Slashdot does a better job than most at warning readers that a linked-to site may require registration, or contain sensitive subject matter, etc.
However, you should realize, due to the nature of the internet, that there is no guarantee that the object you will find at this location[does not exist] will be anything like what it was when I gave you the reference by posting it here, or even that the site will let you access it at all.
In other words, yeah, registration sucks, but don't blame the messenger.
A new kind of meat designed to appeal to vegetarians.
The first response to this story was post number 2767032 posted at 6:51 in the reference timezone.
The post contains approximately 500 words, posted 3 minutes after the story was posted. If we neglect the time spent reading the story, the linked story, and all network delays, and presuming the post was not proofread, this still amounts to a raw typing speed of over 150 words per minute; impressive by any standard.
Clearly, this was a pre-written screed against Linux by some individual with more interest in destroying the Linux community than in building their own.
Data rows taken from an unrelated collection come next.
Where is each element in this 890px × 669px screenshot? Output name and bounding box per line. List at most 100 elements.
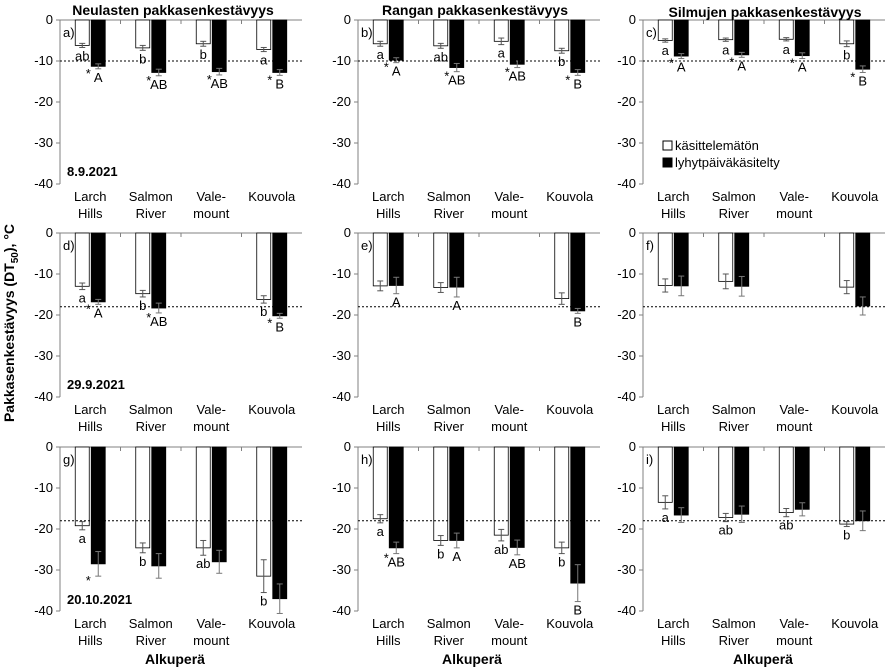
y-tick-label: -30 [332, 348, 351, 363]
significance-letter-untreated: a [498, 46, 506, 61]
bar-untreated [135, 232, 151, 295]
category-label: mount [776, 206, 813, 221]
category-label: Larch [372, 402, 405, 417]
significance-letter-treated: B [858, 73, 867, 88]
panel-letter: a) [63, 25, 75, 40]
category-label: River [434, 633, 465, 648]
y-tick-label: 0 [629, 225, 636, 240]
bar-treated [794, 19, 810, 57]
bar-untreated [74, 19, 90, 46]
bar-untreated [256, 232, 272, 300]
y-tick-label: -40 [332, 603, 351, 618]
panel-letter: i) [646, 452, 653, 467]
y-tick-label: -20 [34, 94, 53, 109]
y-tick-label: -30 [332, 562, 351, 577]
category-label: Kouvola [248, 402, 296, 417]
y-tick-label: -20 [617, 94, 636, 109]
category-label: Hills [661, 419, 686, 434]
bar-untreated [554, 232, 570, 299]
bar-untreated [433, 446, 449, 541]
panel-letter: e) [361, 238, 373, 253]
category-label: Hills [661, 633, 686, 648]
significance-star: * [86, 573, 91, 588]
category-label: Larch [657, 189, 690, 204]
significance-letter-treated: AB [211, 76, 228, 91]
significance-star: * [444, 69, 449, 84]
significance-letter-untreated: a [377, 47, 385, 62]
category-label: Kouvola [831, 616, 879, 631]
category-label: Vale- [780, 189, 809, 204]
category-label: Vale- [495, 189, 524, 204]
bar-untreated [195, 446, 211, 549]
bar-untreated [433, 19, 449, 47]
y-tick-label: -30 [617, 348, 636, 363]
significance-star: * [565, 72, 570, 87]
legend-swatch-treated [662, 157, 673, 168]
category-label: mount [776, 419, 813, 434]
category-label: Salmon [427, 189, 471, 204]
bar-treated [449, 19, 465, 68]
category-label: River [136, 206, 167, 221]
y-tick-label: -40 [332, 389, 351, 404]
significance-star: * [267, 315, 272, 330]
panels: 0-10-20-30-40LarchHillsabA*SalmonRiverbA… [34, 12, 885, 648]
significance-letter-treated: B [275, 319, 284, 334]
y-tick-label: -10 [617, 480, 636, 495]
significance-letter-treated: A [677, 60, 686, 75]
category-label: Hills [78, 206, 103, 221]
significance-letter-untreated: a [260, 53, 268, 68]
bar-untreated [195, 19, 211, 45]
significance-letter-untreated: a [783, 42, 791, 57]
bar-untreated [372, 232, 388, 287]
bar-treated [151, 232, 167, 309]
significance-letter-treated: AB [509, 556, 526, 571]
panel-i: 0 -10 -20 -30 -40 Larch Hills a Salmon River ab Val… [617, 439, 885, 648]
bar-treated [734, 446, 750, 515]
category-label: Kouvola [248, 189, 296, 204]
category-label: mount [193, 419, 230, 434]
column-title-stem: Rangan pakkasenkestävyys [382, 2, 568, 18]
significance-letter-untreated: b [139, 298, 146, 313]
category-label: mount [491, 419, 528, 434]
y-axis-label-suffix: ), °C [1, 224, 17, 252]
bar-treated [570, 232, 586, 312]
significance-letter-untreated: a [79, 291, 87, 306]
bar-untreated [778, 19, 794, 40]
significance-letter-untreated: ab [434, 49, 448, 64]
category-label: Hills [376, 633, 401, 648]
titles: Neulasten pakkasenkestävyys Rangan pakka… [1, 2, 862, 667]
y-tick-label: -30 [617, 135, 636, 150]
significance-letter-untreated: ab [196, 556, 210, 571]
legend: käsittelemätön lyhytpäiväkäsitelty [662, 138, 780, 170]
category-label: Larch [372, 189, 405, 204]
panel-letter: g) [63, 452, 75, 467]
category-label: Larch [657, 616, 690, 631]
y-tick-label: 0 [46, 225, 53, 240]
y-tick-label: -40 [34, 389, 53, 404]
category-label: Salmon [427, 616, 471, 631]
significance-letter-untreated: a [662, 510, 670, 525]
y-tick-label: -20 [332, 94, 351, 109]
bar-treated [90, 232, 106, 303]
category-label: Kouvola [546, 189, 594, 204]
x-axis-label-col-2: Alkuperä [442, 651, 502, 667]
significance-letter-treated: AB [509, 69, 526, 84]
significance-letter-treated: AB [150, 77, 167, 92]
significance-letter-treated: A [737, 58, 746, 73]
significance-star: * [384, 60, 389, 75]
significance-letter-treated: B [573, 603, 582, 618]
y-tick-label: -30 [332, 135, 351, 150]
significance-letter-treated: A [452, 549, 461, 564]
panel-letter: c) [646, 25, 657, 40]
significance-letter-untreated: b [200, 47, 207, 62]
panel-c: 0-10-20-30-40LarchHillsaA*SalmonRiveraA*… [617, 12, 885, 221]
significance-star: * [505, 65, 510, 80]
y-tick-label: -10 [332, 480, 351, 495]
y-tick-label: -10 [332, 266, 351, 281]
bar-treated [855, 19, 871, 70]
category-label: Kouvola [831, 189, 879, 204]
category-label: Vale- [780, 402, 809, 417]
column-title-needles: Neulasten pakkasenkestävyys [72, 2, 274, 18]
category-label: Hills [78, 633, 103, 648]
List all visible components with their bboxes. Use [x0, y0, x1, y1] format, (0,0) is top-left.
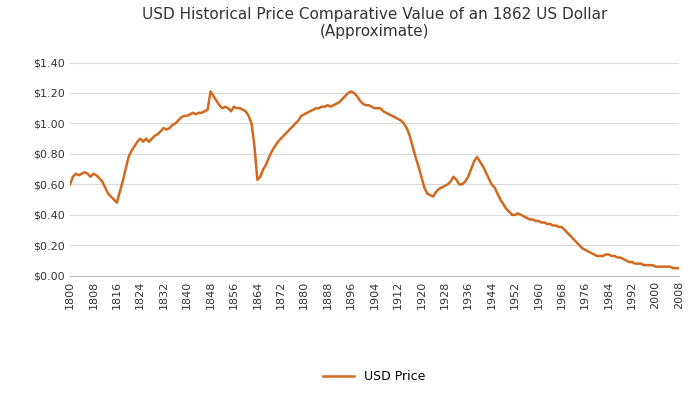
USD Price	[564, 231, 572, 236]
USD Price	[487, 182, 496, 187]
USD Price	[675, 266, 683, 271]
USD Price	[502, 206, 510, 211]
USD Price	[669, 266, 678, 271]
USD Price	[286, 127, 294, 132]
Line: USD Price: USD Price	[70, 91, 679, 268]
USD Price	[206, 89, 215, 94]
USD Price	[66, 182, 74, 187]
Legend: USD Price: USD Price	[318, 365, 430, 388]
USD Price	[195, 110, 203, 115]
USD Price	[83, 171, 92, 176]
Title: USD Historical Price Comparative Value of an 1862 US Dollar
(Approximate): USD Historical Price Comparative Value o…	[142, 7, 607, 39]
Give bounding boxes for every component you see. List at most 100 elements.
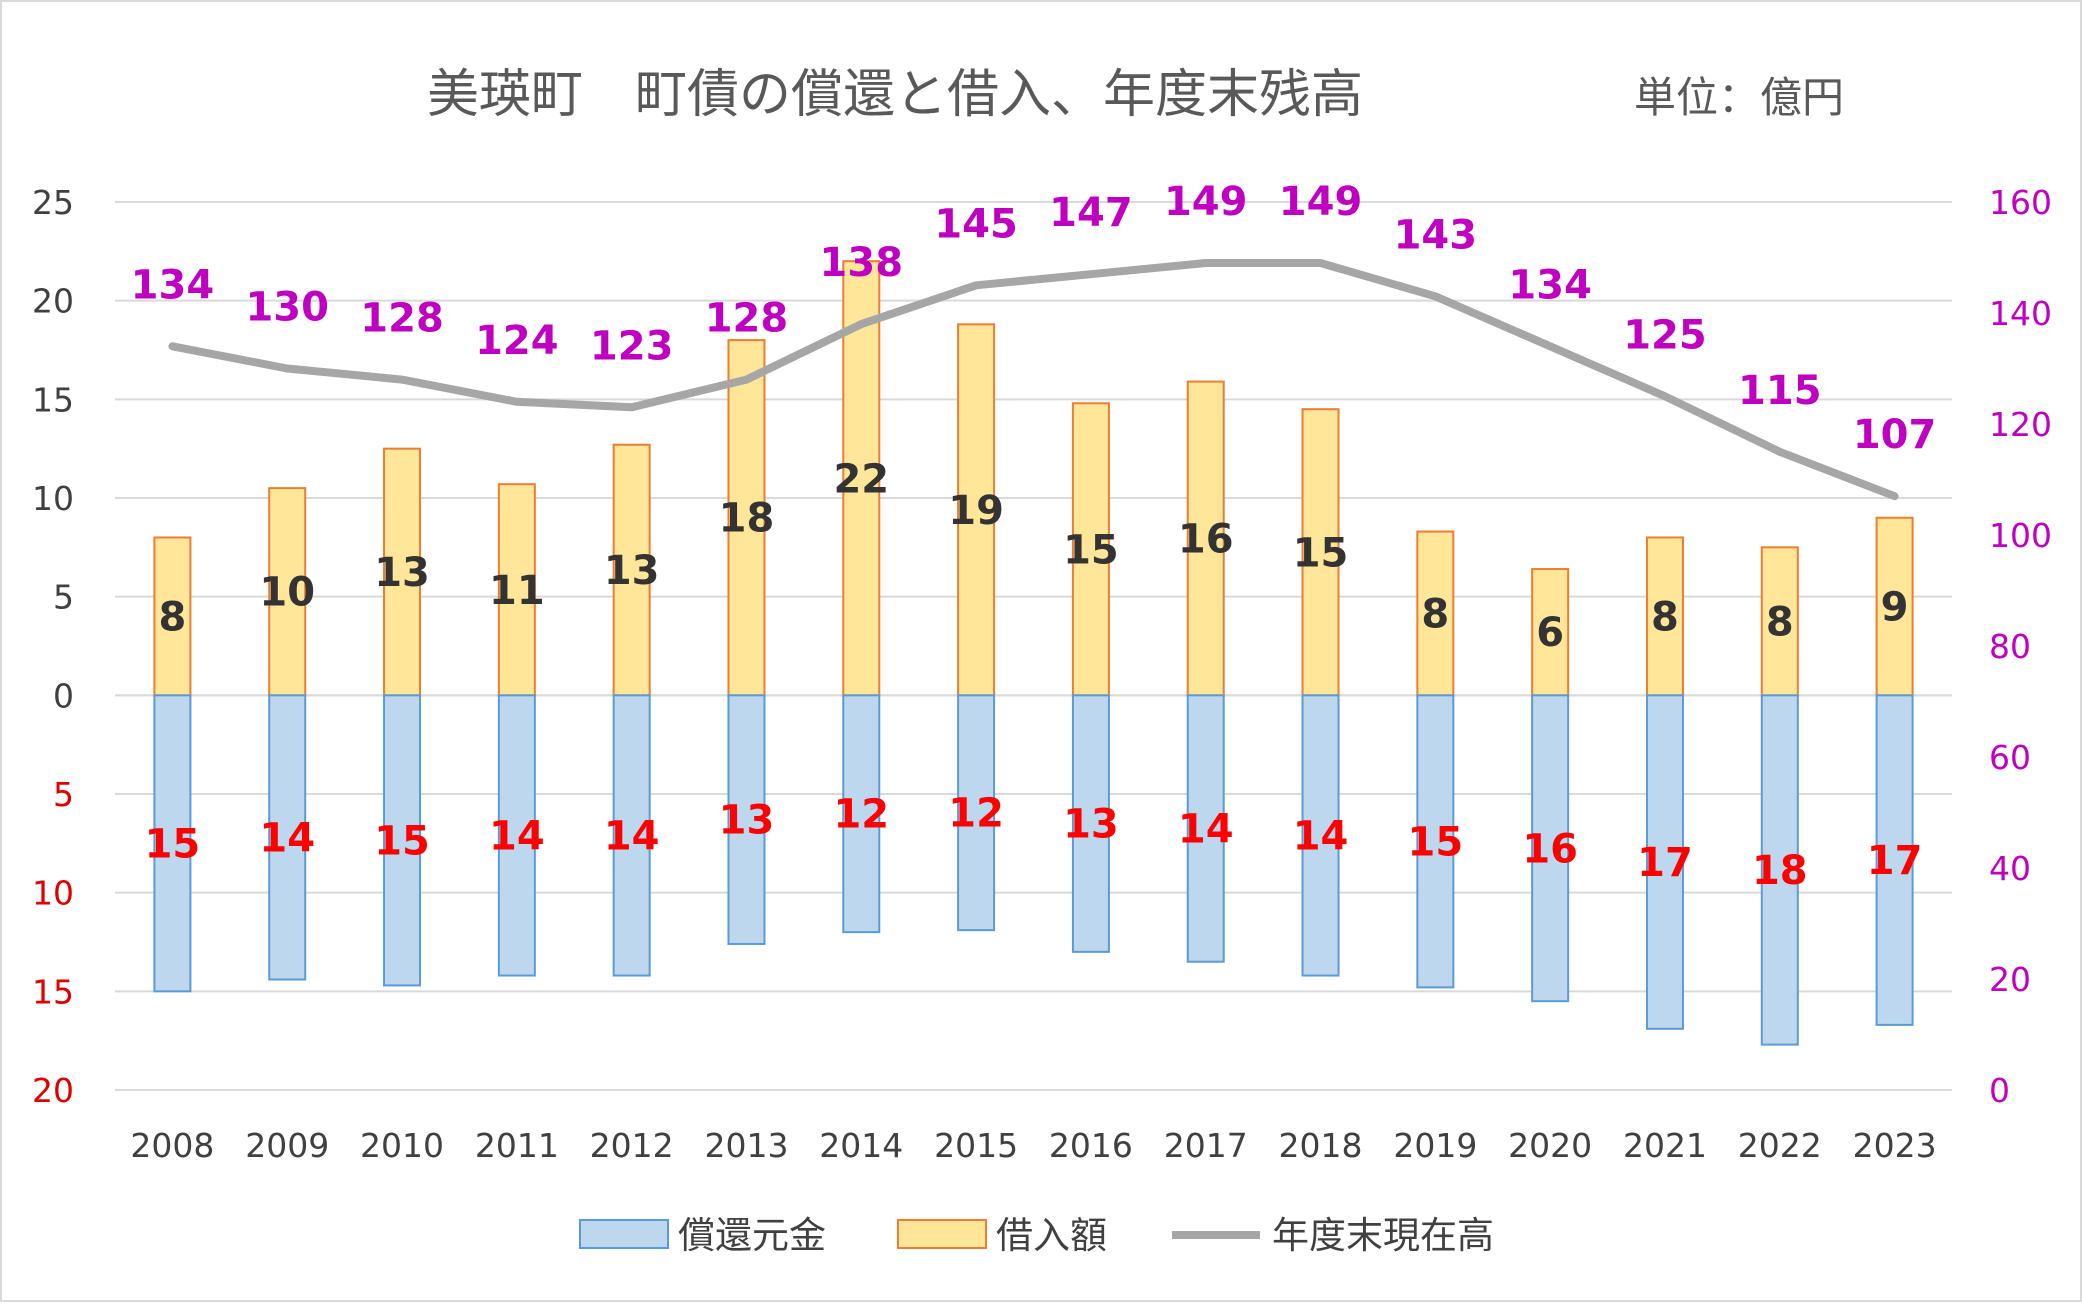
bar-borrowing bbox=[1416, 530, 1455, 697]
label-balance: 149 bbox=[1279, 179, 1363, 225]
label-balance: 138 bbox=[820, 240, 904, 286]
label-borrowing: 13 bbox=[604, 548, 660, 594]
bar-borrowing bbox=[1301, 408, 1340, 697]
label-balance: 134 bbox=[1508, 262, 1592, 308]
label-repayment: 15 bbox=[374, 818, 430, 864]
x-tick-label: 2010 bbox=[360, 1126, 444, 1165]
label-repayment: 13 bbox=[1063, 802, 1119, 848]
label-repayment: 14 bbox=[1293, 813, 1349, 859]
x-tick-label: 2013 bbox=[704, 1126, 788, 1165]
x-tick-label: 2015 bbox=[934, 1126, 1018, 1165]
label-repayment: 12 bbox=[948, 791, 1004, 837]
legend-label-borrowing: 借入額 bbox=[996, 1214, 1107, 1257]
x-axis: 2008 2009 2010 2011 2012 2013 2014 2015 2016 2017… bbox=[130, 1126, 1936, 1165]
bar-borrowing bbox=[1760, 546, 1799, 697]
bar-borrowing bbox=[1645, 536, 1684, 697]
label-borrowing: 15 bbox=[1063, 527, 1119, 573]
x-tick-label: 2008 bbox=[130, 1126, 214, 1165]
x-tick-label: 2020 bbox=[1508, 1126, 1592, 1165]
bar-borrowing bbox=[957, 323, 996, 697]
bar-repayment bbox=[497, 694, 536, 977]
data-labels: 8 10 13 11 13 18 22 19 15 16 15 8 6 8 8 9 15 14 15 14 14 13 12… bbox=[131, 179, 1937, 894]
label-borrowing: 15 bbox=[1293, 530, 1349, 576]
left-tick-label: 10 bbox=[32, 479, 74, 518]
label-repayment: 14 bbox=[1178, 807, 1234, 853]
right-tick-label: 100 bbox=[1989, 516, 2052, 555]
label-borrowing: 16 bbox=[1178, 516, 1234, 562]
label-borrowing: 18 bbox=[719, 496, 775, 542]
left-tick-label-negative: 5 bbox=[53, 775, 74, 814]
label-borrowing: 8 bbox=[1421, 591, 1449, 637]
left-tick-label-negative: 10 bbox=[32, 874, 74, 913]
label-repayment: 15 bbox=[1408, 819, 1464, 865]
unit-label: 単位：億円 bbox=[1634, 73, 1844, 122]
legend-label-repayment: 償還元金 bbox=[678, 1214, 826, 1257]
label-borrowing: 9 bbox=[1881, 585, 1909, 631]
bar-borrowing bbox=[1186, 380, 1225, 697]
legend-label-balance: 年度末現在高 bbox=[1272, 1214, 1494, 1257]
right-tick-label: 20 bbox=[1989, 960, 2031, 999]
label-balance: 128 bbox=[360, 296, 444, 342]
label-repayment: 17 bbox=[1867, 838, 1923, 884]
x-tick-label: 2011 bbox=[475, 1126, 559, 1165]
bar-repayment bbox=[842, 694, 881, 934]
bar-borrowing bbox=[727, 339, 766, 697]
label-balance: 149 bbox=[1164, 179, 1248, 225]
label-balance: 124 bbox=[475, 318, 559, 364]
label-borrowing: 6 bbox=[1536, 610, 1564, 656]
label-repayment: 17 bbox=[1637, 840, 1693, 886]
label-borrowing: 8 bbox=[1766, 599, 1794, 645]
label-balance: 143 bbox=[1394, 212, 1478, 258]
label-repayment: 14 bbox=[489, 813, 545, 859]
bar-repayment bbox=[1416, 694, 1455, 989]
x-tick-label: 2012 bbox=[590, 1126, 674, 1165]
gridlines bbox=[115, 201, 1952, 1091]
bar-repayment bbox=[1645, 694, 1684, 1030]
label-borrowing: 19 bbox=[948, 488, 1004, 534]
left-tick-label: 15 bbox=[32, 380, 74, 419]
balance-line bbox=[168, 259, 1899, 501]
label-balance: 107 bbox=[1853, 412, 1937, 458]
bar-borrowing bbox=[1531, 568, 1570, 697]
label-repayment: 14 bbox=[259, 815, 315, 861]
label-balance: 125 bbox=[1623, 312, 1707, 358]
right-tick-label: 120 bbox=[1989, 405, 2052, 444]
bar-repayment bbox=[727, 694, 766, 945]
label-repayment: 12 bbox=[833, 792, 889, 838]
x-tick-label: 2022 bbox=[1738, 1126, 1822, 1165]
x-tick-label: 2023 bbox=[1853, 1126, 1937, 1165]
label-borrowing: 22 bbox=[833, 456, 889, 502]
x-tick-label: 2018 bbox=[1279, 1126, 1363, 1165]
label-borrowing: 8 bbox=[158, 594, 186, 640]
bar-repayment bbox=[1760, 694, 1799, 1046]
x-tick-label: 2019 bbox=[1393, 1126, 1477, 1165]
label-balance: 134 bbox=[131, 262, 215, 308]
bar-repayment bbox=[268, 694, 307, 981]
label-borrowing: 13 bbox=[374, 550, 430, 596]
label-borrowing: 8 bbox=[1651, 594, 1679, 640]
right-tick-label: 80 bbox=[1989, 627, 2031, 666]
left-tick-label: 0 bbox=[53, 676, 74, 715]
bar-repayment bbox=[1186, 694, 1225, 963]
x-tick-label: 2009 bbox=[245, 1126, 329, 1165]
label-repayment: 13 bbox=[719, 798, 775, 844]
balance-line-path bbox=[168, 259, 1899, 501]
label-balance: 115 bbox=[1738, 368, 1822, 414]
label-balance: 128 bbox=[705, 296, 789, 342]
x-tick-label: 2017 bbox=[1164, 1126, 1248, 1165]
right-tick-label: 160 bbox=[1989, 183, 2052, 222]
right-tick-label: 0 bbox=[1989, 1071, 2010, 1110]
bar-borrowing bbox=[497, 483, 536, 697]
bar-repayment bbox=[1875, 694, 1914, 1026]
bar-borrowing bbox=[383, 447, 422, 697]
x-tick-label: 2016 bbox=[1049, 1126, 1133, 1165]
left-tick-label: 25 bbox=[32, 183, 74, 222]
right-tick-label: 140 bbox=[1989, 294, 2052, 333]
right-axis: 160 140 120 100 80 60 40 20 0 bbox=[1989, 183, 2052, 1110]
left-tick-label: 20 bbox=[32, 282, 74, 321]
bar-borrowing bbox=[1875, 516, 1914, 697]
label-balance: 130 bbox=[245, 285, 329, 331]
bar-borrowing bbox=[612, 443, 651, 697]
bar-repayment bbox=[153, 694, 192, 993]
It was clearly tied to an automated system to post this pre-written reply in response to any slashdot story meeting it's criteria.
It's a bit unusual, not at all unexpected, and clearly counterproductive to even their own objectives. I wonder where the author expects to be once the internet becomes nothing more than a battleground for competing perl scripts. After all, you can't market to a robot.
Then again, some people are just idiots.
A new kind of meat designed to appeal to vegetarians.